There’s no shortage of reminders that we’re in the midst of an economic boom but do they tell us the full story?
Recent research findings give us all pause to think what exactly we define as progress in Australia. The Australian Childhood Foundation’s annual survey of more than 600 children aged 10 to 14 reported the alarming finding that a quarter are so troubled about the state of the world that they honestly believe it will come to an end before they reach adulthood.
Other recent evidence undeniably links longer working hours with a breakdown in social and family relationships, the Human Rights and Equal Opportunity Commission president arguing that this is "not just a matter of personal happiness; it's a matter of economic and social wellbeing".
These insights into contemporary social life in Australia appear simultaneously as virtually every economic indicator heralds the boom times, captured by the Business Review Weekly’s latest headline “a beautiful set of numbers” trumpeting the record number of Australian billionaires, following up on the Macquarie Bank’s annual revelation of its obscene executive salaries.
Yet as Australia has become richer economically, there is gathering evidence - most notably through Clive Hamilton’s best-seller Affluenza and 2003 Australian of the Year Fiona Stanley’s Children of the Lucky Country? - that its people are no happier, relaxed or comfortable.
Leading weekend newspaper feature stories have felt compelled to ask such questions as “we’ve never had it so good, so why are we still unhappy?” Inevitably there has been a backlash to this perceived lack of gratitude, whether it be the incumbent federal government, clearly riled by polls showing the opposition capitalising on the populace’s general unease about the future, to popular literature such as Cassandra Wilkinson's Don’t Panic: Almost Everything is Better Than You Think who denounces the “toxic coalition of anti-capitalist and anti-modern commentators [who] would have us believe that Australia's economic success has caused a tidal wave of human misery".
But if the “it’s the economy, stupid” mantra is looking less the electoral bankroller than it was, is the rapid growth of studies and businesses attempting to understand what really makes us happy going to provide a desirable alternative?
There certainly are warning signs that we have learnt little about the perils of material prosperity and its promised path to happiness and well-being, exemplified by the astounding popularity of the self-help documentary The Secret, a quasi, New Age philosophy positing the concept that people's feelings and thoughts can attract real (invariably material) miracles into their lives.
And yet these mirages fly in the face of the paradox driving the explosion of studies that show little connection between wealth and happiness, the most notable being the highly influential British economist Lord Richard Layard’s Happiness, who convincingly demonstrates our inability to recall or predict what actually makes us happy.

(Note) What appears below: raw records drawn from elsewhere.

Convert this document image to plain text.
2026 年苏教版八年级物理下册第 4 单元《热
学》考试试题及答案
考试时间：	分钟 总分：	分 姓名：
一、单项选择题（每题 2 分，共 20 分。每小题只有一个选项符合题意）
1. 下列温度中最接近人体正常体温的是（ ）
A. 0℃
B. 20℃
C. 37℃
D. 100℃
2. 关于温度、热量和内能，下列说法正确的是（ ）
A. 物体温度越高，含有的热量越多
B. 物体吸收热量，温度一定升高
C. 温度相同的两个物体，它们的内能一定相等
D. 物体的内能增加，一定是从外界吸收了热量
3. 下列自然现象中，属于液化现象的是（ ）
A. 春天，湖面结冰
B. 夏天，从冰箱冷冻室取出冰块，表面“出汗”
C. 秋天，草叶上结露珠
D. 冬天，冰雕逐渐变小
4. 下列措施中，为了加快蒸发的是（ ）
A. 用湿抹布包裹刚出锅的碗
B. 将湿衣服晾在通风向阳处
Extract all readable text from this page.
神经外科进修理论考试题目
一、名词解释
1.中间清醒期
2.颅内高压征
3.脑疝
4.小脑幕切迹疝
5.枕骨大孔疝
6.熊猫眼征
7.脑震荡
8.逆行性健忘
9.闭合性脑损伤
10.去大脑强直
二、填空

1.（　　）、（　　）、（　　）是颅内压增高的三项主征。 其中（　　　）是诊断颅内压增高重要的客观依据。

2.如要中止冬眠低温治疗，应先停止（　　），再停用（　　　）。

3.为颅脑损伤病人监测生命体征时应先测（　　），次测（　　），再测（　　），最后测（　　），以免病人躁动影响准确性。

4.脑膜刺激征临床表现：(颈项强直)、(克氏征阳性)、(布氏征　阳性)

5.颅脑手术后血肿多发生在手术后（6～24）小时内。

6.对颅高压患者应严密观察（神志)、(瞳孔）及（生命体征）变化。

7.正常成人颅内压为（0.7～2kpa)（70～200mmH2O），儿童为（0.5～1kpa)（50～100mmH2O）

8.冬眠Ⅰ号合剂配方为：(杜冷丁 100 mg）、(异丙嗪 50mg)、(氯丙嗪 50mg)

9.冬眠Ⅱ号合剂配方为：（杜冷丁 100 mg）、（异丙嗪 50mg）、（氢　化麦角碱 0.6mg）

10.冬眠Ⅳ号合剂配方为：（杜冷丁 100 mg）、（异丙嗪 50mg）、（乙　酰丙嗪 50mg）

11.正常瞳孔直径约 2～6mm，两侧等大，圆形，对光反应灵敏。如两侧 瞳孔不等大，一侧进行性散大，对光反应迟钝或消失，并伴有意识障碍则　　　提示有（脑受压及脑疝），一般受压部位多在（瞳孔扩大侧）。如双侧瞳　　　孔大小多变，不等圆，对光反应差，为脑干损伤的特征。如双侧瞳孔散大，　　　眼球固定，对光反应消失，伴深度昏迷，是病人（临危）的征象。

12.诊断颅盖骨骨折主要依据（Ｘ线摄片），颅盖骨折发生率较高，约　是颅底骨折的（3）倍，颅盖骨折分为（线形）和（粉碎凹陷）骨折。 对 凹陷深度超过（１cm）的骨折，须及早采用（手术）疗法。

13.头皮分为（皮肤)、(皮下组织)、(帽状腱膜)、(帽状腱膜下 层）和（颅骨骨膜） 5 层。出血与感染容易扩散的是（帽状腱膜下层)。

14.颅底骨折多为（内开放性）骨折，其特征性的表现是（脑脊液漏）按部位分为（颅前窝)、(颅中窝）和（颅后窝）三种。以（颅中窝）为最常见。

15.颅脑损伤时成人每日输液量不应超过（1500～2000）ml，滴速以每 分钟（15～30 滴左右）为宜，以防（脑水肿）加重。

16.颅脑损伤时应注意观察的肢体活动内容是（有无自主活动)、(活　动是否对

Given that ultimately happiness is an entirely subjective phenomenon, perhaps true understanding of individual happiness is mistaking the means for the ends. Various social movements, most prominently the environmentalists, have long questioned untrammeled growth and continue to provoke us to engage instead in a much broader debate about how whole societies define and measure progress, beyond the baseline index of the Gross Domestic Product (GDP).
These questioners are starting to come from more diverse places, whether it be a few private sector corporations increasingly influenced by the social aspects of triple-bottom line accounting or the Australian Bureau of Statistics whose Mapping Australia’s Progress is lauded internationally for its efforts to collate an impressive array of non-economic measures such as volunteering and perceptions of trust and safety.
But the rub for governments in publicly presenting such indicators is in the inclusion of some of the more confronting aspects of progress, including measures of citizenship, human rights and democracy. Incorporating these aspects into 100 indicators of well-being across 18 of the 30 Organisation for Economic Cooperation and Development (OECD) countries, the economists Rod Tiffen and Ross Gittens in their 2004 book How Australia Compares, ranked Australia a lowly 15th.
These broader ambitions in measuring wellbeing were the focus of a major OECD conference held last month, Measuring the Progress of Societies, challenging the world’s sharpest statistical minds to answer the key question: how can we measure how our societies are really doing?
The conference undoubtedly helped elevate the political importance of long-standing alternative measures to the GDP such as the Genuine Progress Index and the Global Peace Index, as well as the impressive work establishing community indicators of sustainable progress emerging in Australia.
There is much to be achieved but if such gatherings are to be effective, they will help elevate fundamental markers of progress like bridging the vast discrepancy between Indigenous and non-Indigenous Australians’ life expectancy to start competing alongside the earnest daily recital of the fortunes of the Nikkei, Dow Jones and All Ordinaries indices. And they might also do justice to the famous libertarian philosopher J.S.Mill’s thoughts dating back to the 1850s: “Those only are happy who have their minds fixed on some object other than their own happiness.”